Albano’s poor performance caused the city to completely abolish his former position as Assistant Commissioner for Ferry Operations, and replace it with a maritime experienced Chief Operating Officer. Albano quietly retired a year after the crash. In addition to the eleven lives lost, the city has also agreed to pay $65.5 million to both injured passengers and families of the victims, with twelve cases still pending.
In addition to the probation report, two other reports were conducted, faulting DOT’s oversight of the ferry operation. One was written by the National Transportation Safety Board (NTSB), which the mayor has been repeatedly citing in the aftermath of last weekends midair collision. And the other by the Global Maritime and Transportation School (GMATS), which is a New York based school that offers training programs to private and public transportation systems.
The NTSB report pointed out that while the Staten Island Ferry had the second largest ridership in the United States, transporting 19 million passengers a year, it still “lacked many of the technological innovations that can assist operators during restricted visibility conditions.” In contrast, those in charge of the Washington State Ferries, which transport 26 million riders annually, install new radar equipment every five years.
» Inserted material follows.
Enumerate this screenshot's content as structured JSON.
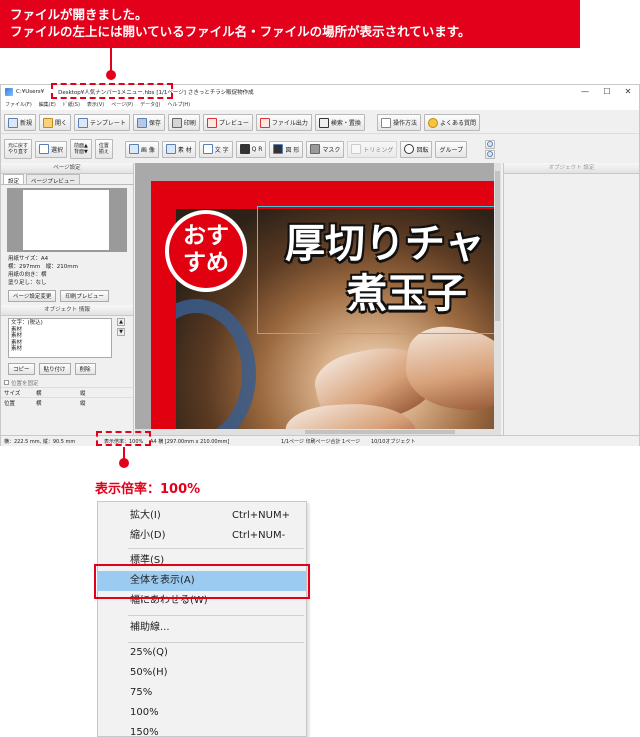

According to the report, prior to the crash the ferry “lacked even such basic instrumentation as speed indicators.” In response to the report, Weinshall complied with the implementation of a Safety Management System, revamping the ferry with new technology and operating procedures.
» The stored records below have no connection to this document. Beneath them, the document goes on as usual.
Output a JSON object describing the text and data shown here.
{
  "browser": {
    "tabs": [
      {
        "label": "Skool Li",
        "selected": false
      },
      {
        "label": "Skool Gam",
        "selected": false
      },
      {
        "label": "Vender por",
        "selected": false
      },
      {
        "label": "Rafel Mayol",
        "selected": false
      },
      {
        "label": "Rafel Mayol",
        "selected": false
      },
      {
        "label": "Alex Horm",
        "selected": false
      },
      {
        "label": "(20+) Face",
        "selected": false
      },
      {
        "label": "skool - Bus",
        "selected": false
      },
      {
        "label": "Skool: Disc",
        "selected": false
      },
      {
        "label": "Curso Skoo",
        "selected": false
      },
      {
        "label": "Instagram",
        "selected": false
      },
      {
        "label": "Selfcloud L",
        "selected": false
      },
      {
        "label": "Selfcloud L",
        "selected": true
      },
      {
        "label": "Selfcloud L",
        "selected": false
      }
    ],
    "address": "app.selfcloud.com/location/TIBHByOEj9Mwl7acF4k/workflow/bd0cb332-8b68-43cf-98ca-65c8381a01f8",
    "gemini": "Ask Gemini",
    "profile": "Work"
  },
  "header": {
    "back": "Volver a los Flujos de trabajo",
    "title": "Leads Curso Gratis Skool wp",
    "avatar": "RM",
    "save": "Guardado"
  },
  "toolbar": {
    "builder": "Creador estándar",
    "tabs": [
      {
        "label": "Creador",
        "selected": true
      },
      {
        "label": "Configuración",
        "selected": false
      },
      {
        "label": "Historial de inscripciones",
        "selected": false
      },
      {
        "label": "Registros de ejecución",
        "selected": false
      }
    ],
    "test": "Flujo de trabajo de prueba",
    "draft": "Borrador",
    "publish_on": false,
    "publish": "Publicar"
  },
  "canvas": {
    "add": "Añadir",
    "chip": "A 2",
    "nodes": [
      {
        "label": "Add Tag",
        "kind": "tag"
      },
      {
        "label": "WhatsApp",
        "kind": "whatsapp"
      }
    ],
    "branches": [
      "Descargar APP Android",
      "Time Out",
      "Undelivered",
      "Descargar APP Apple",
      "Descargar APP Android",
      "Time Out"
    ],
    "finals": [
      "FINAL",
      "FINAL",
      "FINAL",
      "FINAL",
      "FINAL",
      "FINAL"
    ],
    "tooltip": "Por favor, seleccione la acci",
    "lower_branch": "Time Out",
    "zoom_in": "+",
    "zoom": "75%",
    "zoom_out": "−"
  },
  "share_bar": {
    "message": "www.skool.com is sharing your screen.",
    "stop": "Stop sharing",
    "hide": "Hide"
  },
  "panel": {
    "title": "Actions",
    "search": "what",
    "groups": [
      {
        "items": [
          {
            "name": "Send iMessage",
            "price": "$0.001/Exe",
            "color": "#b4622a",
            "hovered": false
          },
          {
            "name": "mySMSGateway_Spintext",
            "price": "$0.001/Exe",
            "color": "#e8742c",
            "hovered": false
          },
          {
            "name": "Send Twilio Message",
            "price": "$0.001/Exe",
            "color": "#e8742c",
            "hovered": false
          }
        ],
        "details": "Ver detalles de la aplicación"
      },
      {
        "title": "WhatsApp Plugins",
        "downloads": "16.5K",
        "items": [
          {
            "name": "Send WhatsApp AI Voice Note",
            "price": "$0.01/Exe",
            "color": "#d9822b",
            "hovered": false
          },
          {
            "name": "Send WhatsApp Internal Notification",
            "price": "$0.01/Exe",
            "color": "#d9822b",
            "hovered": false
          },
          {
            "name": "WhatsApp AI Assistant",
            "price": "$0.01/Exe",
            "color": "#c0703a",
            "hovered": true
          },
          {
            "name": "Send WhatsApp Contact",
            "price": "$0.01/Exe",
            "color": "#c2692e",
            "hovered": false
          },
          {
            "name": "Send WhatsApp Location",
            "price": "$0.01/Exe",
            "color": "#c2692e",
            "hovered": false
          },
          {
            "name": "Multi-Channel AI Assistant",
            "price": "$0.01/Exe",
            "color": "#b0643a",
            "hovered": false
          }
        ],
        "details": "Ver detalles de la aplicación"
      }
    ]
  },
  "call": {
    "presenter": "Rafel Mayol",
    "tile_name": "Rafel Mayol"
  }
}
The Maritime Report also identified primitive equipment on the ferry at the time of the accident. These deficiencies ranged from on-board blueprints, operational checklists to “reduce potential for complacency,” and Self-Contained Breathing Apparatus’, a staple piece of rescue equipment for first-responders since the early 1900’s.
The report also found that the ferry only had rowboats that were “antiquated, low free board, and manually powered,” insufficient to rescue the up to 6,000 passengers that sometimes board the ferry. After the accident, Weinshall corrected some of these deficiencies as well.
Prior to the crash, the ferry system was “95 persons short” of the staff members required to implement the Safety Management System, according to the same Maritime School report. Low funding levels “contributed to the apparent erosion of the overall ferry system organization.” The ferry crew was overworked and underpaid, to the point that the ferry employees were required to use vacation time to attend training.
The reports all suggest that patronage was common practice in the ferry system, and that Weinshall left it unregulated. So bad, that the
Maritime School report actually went on to credit the ferry system for how it performed under these conditions, claiming that “the Staten Island Ferry system appears to be a good operation overall, considering the existence of a corporate culture with the ferry organization which
may not be conducive to operating a first-rate marine transportation system.”